The opportunity that was missed during the Sony conference was that there really is no way to show how remarkable the 3D is when it's being shown in 2D. It's understandable why this limitation exists, and you can't fault Sony or Supermassive Games for it. However, with 3D being the largest driving factor behind VR, being unable to demo VR games in a way to showcases their 3D does very little to expose the true potential of this medium of games to anyone who is interested (or not) in them. Perhaps this is why the PlayStation VR portion of the conference is of large disinterest to many fans and media members. It is an issue that I hope can be remedied in the next few years so that VR has as strong of a footing as possible so it can truly take off.
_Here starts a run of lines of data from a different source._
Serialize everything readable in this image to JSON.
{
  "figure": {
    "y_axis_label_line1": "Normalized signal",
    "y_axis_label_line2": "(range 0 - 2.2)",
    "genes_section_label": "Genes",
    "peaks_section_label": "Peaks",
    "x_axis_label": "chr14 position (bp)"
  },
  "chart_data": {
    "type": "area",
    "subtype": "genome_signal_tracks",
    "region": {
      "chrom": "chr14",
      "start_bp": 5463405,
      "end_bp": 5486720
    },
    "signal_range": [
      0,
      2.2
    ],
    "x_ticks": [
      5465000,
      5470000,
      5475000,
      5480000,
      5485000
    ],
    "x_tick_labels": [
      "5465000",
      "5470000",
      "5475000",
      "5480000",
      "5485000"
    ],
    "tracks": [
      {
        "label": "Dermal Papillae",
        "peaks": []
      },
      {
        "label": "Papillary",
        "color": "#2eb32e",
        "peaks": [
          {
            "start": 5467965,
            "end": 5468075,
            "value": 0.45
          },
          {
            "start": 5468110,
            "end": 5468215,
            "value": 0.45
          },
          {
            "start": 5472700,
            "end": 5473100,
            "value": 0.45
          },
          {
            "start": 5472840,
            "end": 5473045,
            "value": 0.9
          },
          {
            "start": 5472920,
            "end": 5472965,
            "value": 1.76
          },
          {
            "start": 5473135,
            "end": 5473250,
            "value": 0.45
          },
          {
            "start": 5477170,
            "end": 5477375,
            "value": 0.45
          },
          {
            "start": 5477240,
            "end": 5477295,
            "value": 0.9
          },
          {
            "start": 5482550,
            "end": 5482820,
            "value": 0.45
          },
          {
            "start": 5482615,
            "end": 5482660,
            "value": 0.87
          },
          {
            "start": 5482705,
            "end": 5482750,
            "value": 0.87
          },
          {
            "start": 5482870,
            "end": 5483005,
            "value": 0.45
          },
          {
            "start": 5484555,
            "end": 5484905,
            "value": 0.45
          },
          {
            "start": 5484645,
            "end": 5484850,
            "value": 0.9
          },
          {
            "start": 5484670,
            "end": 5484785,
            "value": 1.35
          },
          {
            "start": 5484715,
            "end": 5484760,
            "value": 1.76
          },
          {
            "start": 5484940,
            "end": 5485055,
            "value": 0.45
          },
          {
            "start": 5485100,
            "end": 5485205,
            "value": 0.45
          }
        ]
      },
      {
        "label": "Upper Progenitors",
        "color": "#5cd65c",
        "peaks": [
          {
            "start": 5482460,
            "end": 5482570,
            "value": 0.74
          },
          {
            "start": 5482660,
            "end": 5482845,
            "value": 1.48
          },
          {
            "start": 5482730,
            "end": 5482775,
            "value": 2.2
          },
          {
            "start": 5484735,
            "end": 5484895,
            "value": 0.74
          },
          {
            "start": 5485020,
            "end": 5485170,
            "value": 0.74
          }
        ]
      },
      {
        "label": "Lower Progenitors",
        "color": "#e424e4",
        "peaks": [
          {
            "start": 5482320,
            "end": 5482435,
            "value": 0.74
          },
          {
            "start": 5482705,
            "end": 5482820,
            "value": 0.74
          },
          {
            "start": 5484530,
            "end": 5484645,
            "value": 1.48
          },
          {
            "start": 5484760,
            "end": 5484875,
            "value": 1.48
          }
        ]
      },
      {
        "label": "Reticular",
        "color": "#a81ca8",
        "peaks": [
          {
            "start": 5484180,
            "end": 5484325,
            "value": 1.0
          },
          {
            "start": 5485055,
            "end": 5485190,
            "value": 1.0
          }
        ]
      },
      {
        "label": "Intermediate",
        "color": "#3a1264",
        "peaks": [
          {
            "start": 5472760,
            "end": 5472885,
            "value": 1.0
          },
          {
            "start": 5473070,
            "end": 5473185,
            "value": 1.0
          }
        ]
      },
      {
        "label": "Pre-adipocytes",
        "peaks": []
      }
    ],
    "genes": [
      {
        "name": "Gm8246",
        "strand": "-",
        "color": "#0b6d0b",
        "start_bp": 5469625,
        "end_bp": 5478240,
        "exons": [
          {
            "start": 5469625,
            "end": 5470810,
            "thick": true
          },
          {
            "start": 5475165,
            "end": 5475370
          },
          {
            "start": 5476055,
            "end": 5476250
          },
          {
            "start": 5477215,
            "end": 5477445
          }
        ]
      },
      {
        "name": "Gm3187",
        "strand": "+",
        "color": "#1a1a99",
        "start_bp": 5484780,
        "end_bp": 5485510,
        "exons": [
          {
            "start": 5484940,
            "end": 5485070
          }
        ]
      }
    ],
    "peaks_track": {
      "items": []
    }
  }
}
With The Inpatient, the 3D is something that has stuck with me in the days after the convention. The dimensions of the rooms and characters within them were near perfection. These characters look like human beings. They are not cartoony beings nor polygonal rigged models as have been done in other games (think Super Hot VR). They are human beings and they are believable. This is of great benefit to the horror tone of the game since having a realistically rendered human leaning a foot away from your face is more unsettling for me than a grotesque monster doing the same. The bulk of the presentation was just that, the doctor (who you'll likely remember from the trailer) orders you to be restrained to a chair while asking you questions and throwing out all previously held conventions of personal space. These questions are meant to trigger memories of prior events, and you can choose to cooperate with the doctor, or to fight against the fact that you are being restrained against your will. Choosing the later provokes the doctor to use more serious tactics to get the information out of you. At one point, after a series of uncooperative responses, I was told I was being unhelpful and the doctor decided it was no longer necessary to question me. He then pulled a syringe filled with a pale green sedative out and injected it into my left thigh, a phenomenon which cause my actual thigh to tense up in anticipation of the needle. This sensation is something I have never experienced and it speaks to the power of immersion that The Inpatient provides.
With the prospect of virtual reality gaming on the rise, it's exciting to have finally played a game that has fully ignited my excitement for the medium. For me, The Inpatient left me with such an impression that I would consider buying a PSVR set up just for the game. If you are a fan of horror games, you will want to be sure to check out this game!